Trouble is, though, when you think about it, that the founders of the great American fortunes actually did things. Take Commodore Vanderbilt, for example: a Staten Island water-rat who started out with a small ferry-boat bought with a $100-loan from his mother and went on to leave a $100 million fortune. He ran ferries everywhere -- to Washington, to Havana, even to California -- and when he'd finished with ferries, he started in on the railroads. When he began railroad-building -- undercutting and ruining his competitors in the process -- a passenger between New York and Chicago had to change trains 19 times. And by the time he was done, it was a straight-through Vanderbilt ride. He also -- for what it's worth and while we're at it -- built Grand Central Station.


The same is true of the other great fortunes. John Jacob Astor, once a butcher and an importer of musical instruments, became a trader (in furs and with China) and bought up huge lots in Manhattan. The first Hearst was a miner who walked to California across the Great Plains. Andrew Carnegie helped create the American steel industry. The Du Ponts were gun-powder-makers to the U.S. government. And even John D. Rockefeller -- about whom not much else good can be said -- created Standard Oil.


And what have these Russian pols created? Nothing at all. Nothing. They're simply parasites on the body financial: the bouncers and bully-boys who stand at the door of the Russian market, collecting entrance fees from anyone who wants to get in. They don't make anything, nor do they cause anything to be produced. Nor are they, I think, remotely interested in creating a dynasty that will serve their country.

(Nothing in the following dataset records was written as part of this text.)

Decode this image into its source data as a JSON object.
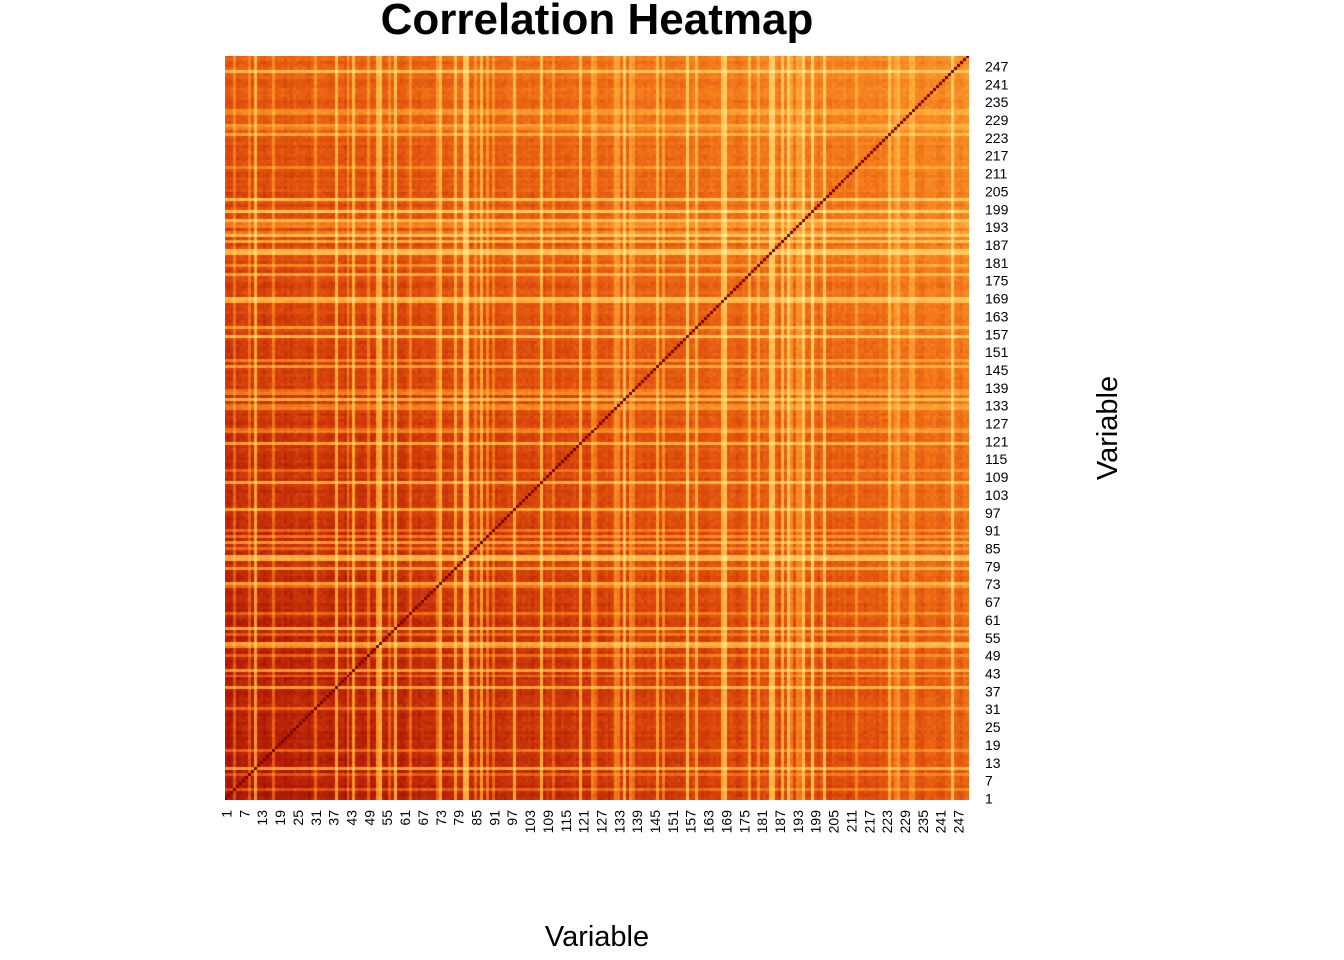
{
  "chart_data": {
    "type": "heatmap",
    "title": "Correlation Heatmap",
    "xlabel": "Variable",
    "ylabel": "Variable",
    "n_variables": 250,
    "x_ticks": [
      1,
      7,
      13,
      19,
      25,
      31,
      37,
      43,
      49,
      55,
      61,
      67,
      73,
      79,
      85,
      91,
      97,
      103,
      109,
      115,
      121,
      127,
      133,
      139,
      145,
      151,
      157,
      163,
      169,
      175,
      181,
      187,
      193,
      199,
      205,
      211,
      217,
      223,
      229,
      235,
      241,
      247
    ],
    "y_ticks": [
      1,
      7,
      13,
      19,
      25,
      31,
      37,
      43,
      49,
      55,
      61,
      67,
      73,
      79,
      85,
      91,
      97,
      103,
      109,
      115,
      121,
      127,
      133,
      139,
      145,
      151,
      157,
      163,
      169,
      175,
      181,
      187,
      193,
      199,
      205,
      211,
      217,
      223,
      229,
      235,
      241,
      247
    ],
    "value_range": [
      0,
      1
    ],
    "diagonal_value": 1,
    "colormap": [
      "#fff6c6",
      "#ffd873",
      "#fdae3c",
      "#f57d1c",
      "#dd4b0c",
      "#b21c06",
      "#7f0000"
    ],
    "legend": "none"
  }
}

Perhaps that's the difference, in the end, between the America of long ago and the Russia of today. America had a future then. Russia has none that any can see clearly. It only has a past -- the same past on which all those new Americans had turned their backs -- and an awful, eternal present: a present in which "Why don't you give me a million dollars?" is a reasonable thing to say. Heaven knows, you might get it.